Un plan se déroule rarement sans accroc. Soldats d’élite, les Ghost combattent le feu par le feu et font pleuvoir sur leurs ennemis une pluie de plomb. La quiétude laisse ainsi place aux cris d’agonie de la Santa Blanca. Et ce ressenti arme en mains ne fait qu’accroître l’intensité des combats. Le sang gicle à l’écran. Les sbires s’écroulent sous vos rafales et tirs de précision tandis qu’un plaisir coupable vous envahit. Ces escarmouches aussi divertissantes qu'intenses rendent justice à une saga qui aura fait des gunfights sa marque de fabrique. Et si une chevauchée mécanisée des Valkyrie vous tente, il sera toujours temps d'emprunter un hélicoptère ou un véhicule blindé équipé de mitrailleuses lourdes et de partir en croisade avec l’appui des rebelles et de leurs tirs de mortier… idéal pour nettoyer par les flammes une zone.
Cependant, l’intelligence artificielle derrière le comportement des soldats de la Santa Blanca s’avère sommaire et se contente de réciter les gammes du TPS moderne sans jamais s’aventurer en terres inconnues. Ennemis à couvert, contournements et assauts kamikazes rythment des affrontements nerveux, mais qui auraient mérité une opposition prompte à nous surprendre. En l'état, les troupes du cartel méritent leur salaire une fois en net surnombre, sans pouvoir espérer une quelconque prime récompensant un acte de bravoure. De bons petits soldats dociles servant de chair à canon... voilà tout !
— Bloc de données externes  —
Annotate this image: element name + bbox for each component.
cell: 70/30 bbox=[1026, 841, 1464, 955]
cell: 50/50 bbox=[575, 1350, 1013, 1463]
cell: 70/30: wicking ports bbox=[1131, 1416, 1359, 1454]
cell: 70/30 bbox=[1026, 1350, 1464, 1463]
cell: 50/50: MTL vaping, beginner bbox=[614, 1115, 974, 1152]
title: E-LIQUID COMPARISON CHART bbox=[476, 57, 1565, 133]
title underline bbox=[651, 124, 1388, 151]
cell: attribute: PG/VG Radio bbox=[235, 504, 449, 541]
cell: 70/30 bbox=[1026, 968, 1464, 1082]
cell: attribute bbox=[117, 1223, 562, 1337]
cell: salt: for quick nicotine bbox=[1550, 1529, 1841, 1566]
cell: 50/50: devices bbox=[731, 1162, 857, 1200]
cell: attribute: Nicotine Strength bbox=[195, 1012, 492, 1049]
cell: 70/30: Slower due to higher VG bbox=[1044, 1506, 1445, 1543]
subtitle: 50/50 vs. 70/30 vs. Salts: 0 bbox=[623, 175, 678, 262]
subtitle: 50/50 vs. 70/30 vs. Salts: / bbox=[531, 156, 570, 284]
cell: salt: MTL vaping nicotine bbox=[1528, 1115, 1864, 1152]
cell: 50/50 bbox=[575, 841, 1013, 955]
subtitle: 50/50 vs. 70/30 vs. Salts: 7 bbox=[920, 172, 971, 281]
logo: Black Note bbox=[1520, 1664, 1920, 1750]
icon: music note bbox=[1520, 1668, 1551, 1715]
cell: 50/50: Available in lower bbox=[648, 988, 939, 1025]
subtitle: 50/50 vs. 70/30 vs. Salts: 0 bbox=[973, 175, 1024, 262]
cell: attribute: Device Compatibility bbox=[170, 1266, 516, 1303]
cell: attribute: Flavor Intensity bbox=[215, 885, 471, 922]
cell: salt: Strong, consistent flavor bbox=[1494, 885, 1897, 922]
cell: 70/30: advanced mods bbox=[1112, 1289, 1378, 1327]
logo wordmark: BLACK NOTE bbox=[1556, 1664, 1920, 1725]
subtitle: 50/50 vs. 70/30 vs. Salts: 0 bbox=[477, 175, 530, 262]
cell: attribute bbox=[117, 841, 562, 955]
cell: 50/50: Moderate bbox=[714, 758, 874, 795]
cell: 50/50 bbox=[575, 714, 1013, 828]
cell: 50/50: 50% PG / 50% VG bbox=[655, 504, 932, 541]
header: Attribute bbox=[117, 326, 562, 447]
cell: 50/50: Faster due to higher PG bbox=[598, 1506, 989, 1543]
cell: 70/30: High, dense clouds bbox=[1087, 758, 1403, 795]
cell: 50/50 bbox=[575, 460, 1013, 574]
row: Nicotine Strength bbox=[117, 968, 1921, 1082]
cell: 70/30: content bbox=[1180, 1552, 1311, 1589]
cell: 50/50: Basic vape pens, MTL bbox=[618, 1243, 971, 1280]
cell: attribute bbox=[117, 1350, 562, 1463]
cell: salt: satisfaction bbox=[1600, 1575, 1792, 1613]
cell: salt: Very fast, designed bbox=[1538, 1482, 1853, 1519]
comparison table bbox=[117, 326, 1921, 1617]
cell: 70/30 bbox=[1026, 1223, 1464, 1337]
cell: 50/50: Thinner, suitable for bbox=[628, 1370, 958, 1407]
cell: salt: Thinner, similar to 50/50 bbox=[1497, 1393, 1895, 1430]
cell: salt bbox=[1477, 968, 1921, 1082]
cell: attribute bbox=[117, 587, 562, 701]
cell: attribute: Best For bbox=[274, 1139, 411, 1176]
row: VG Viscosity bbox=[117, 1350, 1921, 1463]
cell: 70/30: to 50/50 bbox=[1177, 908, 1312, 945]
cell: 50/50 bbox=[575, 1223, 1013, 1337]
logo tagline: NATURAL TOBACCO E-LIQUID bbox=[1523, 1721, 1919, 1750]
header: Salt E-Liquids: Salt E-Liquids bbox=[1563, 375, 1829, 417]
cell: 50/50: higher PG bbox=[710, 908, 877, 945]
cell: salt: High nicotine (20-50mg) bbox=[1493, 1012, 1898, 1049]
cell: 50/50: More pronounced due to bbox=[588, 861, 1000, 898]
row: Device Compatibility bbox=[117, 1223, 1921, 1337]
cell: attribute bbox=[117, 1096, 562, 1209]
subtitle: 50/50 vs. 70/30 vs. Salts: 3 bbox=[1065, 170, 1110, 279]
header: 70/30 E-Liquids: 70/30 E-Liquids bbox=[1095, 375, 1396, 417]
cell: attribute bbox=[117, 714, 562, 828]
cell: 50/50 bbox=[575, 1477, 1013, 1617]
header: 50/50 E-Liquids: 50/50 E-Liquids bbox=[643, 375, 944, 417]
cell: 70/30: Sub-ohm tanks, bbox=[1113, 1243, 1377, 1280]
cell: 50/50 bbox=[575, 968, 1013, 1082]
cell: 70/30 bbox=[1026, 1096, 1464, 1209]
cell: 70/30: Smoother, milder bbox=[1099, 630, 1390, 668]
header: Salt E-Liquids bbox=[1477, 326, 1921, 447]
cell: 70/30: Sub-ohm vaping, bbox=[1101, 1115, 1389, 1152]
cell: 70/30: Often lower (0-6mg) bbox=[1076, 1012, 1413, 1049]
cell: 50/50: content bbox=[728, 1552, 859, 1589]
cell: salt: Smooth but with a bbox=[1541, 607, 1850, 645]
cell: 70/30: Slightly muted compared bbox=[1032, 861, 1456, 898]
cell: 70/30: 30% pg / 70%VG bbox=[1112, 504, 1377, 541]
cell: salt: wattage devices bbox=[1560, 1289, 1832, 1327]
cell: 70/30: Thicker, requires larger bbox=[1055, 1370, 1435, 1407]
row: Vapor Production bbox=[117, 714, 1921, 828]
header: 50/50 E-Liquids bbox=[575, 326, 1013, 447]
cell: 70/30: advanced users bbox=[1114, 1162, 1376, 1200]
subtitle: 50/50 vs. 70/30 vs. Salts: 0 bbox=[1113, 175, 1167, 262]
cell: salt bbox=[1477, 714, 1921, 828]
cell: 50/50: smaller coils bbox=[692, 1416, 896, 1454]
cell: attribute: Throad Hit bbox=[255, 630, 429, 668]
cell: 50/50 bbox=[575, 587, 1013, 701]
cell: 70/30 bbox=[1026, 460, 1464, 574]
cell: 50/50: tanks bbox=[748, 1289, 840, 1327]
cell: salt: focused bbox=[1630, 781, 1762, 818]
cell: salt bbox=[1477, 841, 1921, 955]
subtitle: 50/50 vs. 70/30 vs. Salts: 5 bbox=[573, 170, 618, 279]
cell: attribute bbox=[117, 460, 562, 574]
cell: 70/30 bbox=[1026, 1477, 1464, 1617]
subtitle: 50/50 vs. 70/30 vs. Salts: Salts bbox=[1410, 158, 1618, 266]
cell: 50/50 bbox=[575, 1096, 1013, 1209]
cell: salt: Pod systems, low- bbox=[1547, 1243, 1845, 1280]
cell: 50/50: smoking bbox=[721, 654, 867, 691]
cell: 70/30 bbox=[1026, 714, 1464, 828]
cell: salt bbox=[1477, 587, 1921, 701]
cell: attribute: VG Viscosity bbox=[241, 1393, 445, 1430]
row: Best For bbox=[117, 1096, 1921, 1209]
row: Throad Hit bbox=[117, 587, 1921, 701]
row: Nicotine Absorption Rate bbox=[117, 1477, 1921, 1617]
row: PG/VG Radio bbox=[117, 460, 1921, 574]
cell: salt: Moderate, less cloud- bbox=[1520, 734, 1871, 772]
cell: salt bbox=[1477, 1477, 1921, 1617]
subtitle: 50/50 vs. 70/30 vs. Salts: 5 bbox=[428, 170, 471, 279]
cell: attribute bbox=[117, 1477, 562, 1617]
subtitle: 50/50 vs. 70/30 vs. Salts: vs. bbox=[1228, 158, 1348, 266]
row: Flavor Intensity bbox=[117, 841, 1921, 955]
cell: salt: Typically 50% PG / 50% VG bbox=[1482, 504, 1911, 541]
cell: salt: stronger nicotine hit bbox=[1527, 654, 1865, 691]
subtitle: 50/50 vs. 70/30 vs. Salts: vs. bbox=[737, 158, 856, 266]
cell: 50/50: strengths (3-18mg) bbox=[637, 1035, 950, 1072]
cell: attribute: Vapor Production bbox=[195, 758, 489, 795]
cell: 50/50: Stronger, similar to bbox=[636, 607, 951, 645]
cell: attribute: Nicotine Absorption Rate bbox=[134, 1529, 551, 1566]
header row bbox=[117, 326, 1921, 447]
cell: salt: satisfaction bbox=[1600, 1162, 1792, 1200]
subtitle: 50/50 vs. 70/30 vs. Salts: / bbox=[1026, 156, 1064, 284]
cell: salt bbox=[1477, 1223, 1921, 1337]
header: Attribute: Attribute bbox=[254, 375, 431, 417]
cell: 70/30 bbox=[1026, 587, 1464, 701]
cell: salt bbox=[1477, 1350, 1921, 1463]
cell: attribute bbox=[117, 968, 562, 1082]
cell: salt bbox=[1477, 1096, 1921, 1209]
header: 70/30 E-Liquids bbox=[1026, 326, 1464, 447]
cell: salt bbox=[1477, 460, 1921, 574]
L'infiltration pâtit aussi de cette I.A. Depuis que le jeu vidéo existe, l'ennemi se voit muni d'une mémoire de poisson rouge. Après 3 minutes de fouille, l'alerte est levée et votre existence oubliée par la même occasion. Un mal moderne présent dans de nombreux jeux que nous aurions aimé voir gommer, en partie du moins. De plus, l'I.A qui régit vos alliés ne sera jamais source d'étonnement, que ce soit en bien ou en mal. Invisible aux yeux des ennemis avant que les premiers tirs partent, ces 3 compères vous suivent comme votre ombre et répondent aux doigts et à l'oeil aux 4 ordres mis à votre disposition ; rien de plus rien de moins à l'exception des tirs synchronisés et cette faculté à ne jamais manquer les cibles désignés.
Assaut sur une hacienda
La voie du Ghost
Rares sont les shooters modernes boudant tout aspect RPG au profit de l'action dans son plus simple appareil. Les récents Far Cry et l'obtention de compétences, le post-apocyptique The Division et sa création de personnage... l'ensemble des mécaniques des précédents titres d'Ubisoft enrichissent l'expérience, mise à part un crafting tout simplement absent et remplacé par une personnalisation poussée des armes. Remplir les missions secondaires et disposer des balises dans divers containers sont synonymes de ressources qui débloquent à terme des aptitudes passives ou actives. De la résistance aux balles à la portée du drone... vos aptitudes au combat s'améliorent au fil de l'aventure. Ce principe un brin usé vous force à l'exploration sous peine de voir la difficulté se corser drastiquement par manque de répondant.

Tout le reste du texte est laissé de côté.